Bangladesh’s relationship with China
Bangladesh also shares a border with India and for most of the past 50 years, the nations have had strong diplomatic ties. At the same time, China has sought diplomacy with Bangladesh due to its strategic location. The result is that the smaller Bangladesh has existed firmly in the middle of a battle between the region’s two biggest powers.
That might explain why Bangladeshis have been more willing to criticize China for its treatment of the Uighurs. In the last year, there have been multiple protests organized by Islamic groups calling for the end of Uighur oppression. The most recent protest, in mid-March, called for a boycott of Chinese products.
A similar protest occurred in Dhaka, the capital city of Bangladesh, on August 28, 2020, which was deemed “Uighur Repression Day.” The protest sought to bring attention to the issue and show a united front of Muslims from around the world.
Nevertheless, China’s state media is reporting that infrastructure projects in Dhaka are still going ahead, including a multibillion-dollar rail construction project.
Egypt’s relationship with China
Egypt’s response to China’s policies toward its Uighur population has been uniformly supportive.

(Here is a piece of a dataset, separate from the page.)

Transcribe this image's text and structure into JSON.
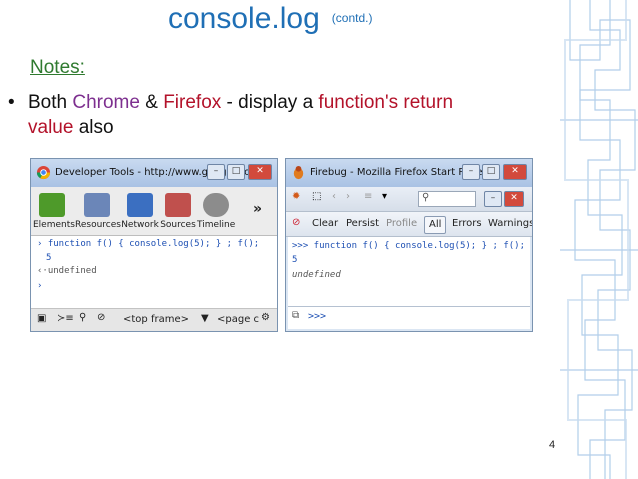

In 2019, it was reported that the Egyptian government was allowing Chinese authorities to conduct raids in the country to roundup Uighurs who were living in Egypt. Among them were students at a Cairo university who were told they were being held on suspicion of being terrorists.
Egypt and China have officially partnered to combat terrorism and, in so doing, Egypt has supported China’s explanation for the detention and “re-education” of Uighurs.
The same year as the raids, Egypt, Pakistan and more than 50 other nations supported a statement that praised China for its “remarkable achievements in the field of human rights.” The statement, from Belarus, was a refutation of a separate statement signed by the United Nations and 23 nations condemning China for its treatment of the Uighurs.
Among other supporters of the Belarus statement was Saudi Arabia, a country whose state religion is Islam and where 100% of the population is officially Muslim.
China is investing billions in Egypt, which has become a major hub for international investment from all regions. Though Chinese investment in the country hasn’t reached that of other countries, including the United Kingdom and the United States, its total investment in the country surpassed US$7 billion in 2019.
Currently, Chinese money is providing most of the backing for the creation of Cairo’s New Administrative Capital, the city’s US$3 billion new business district.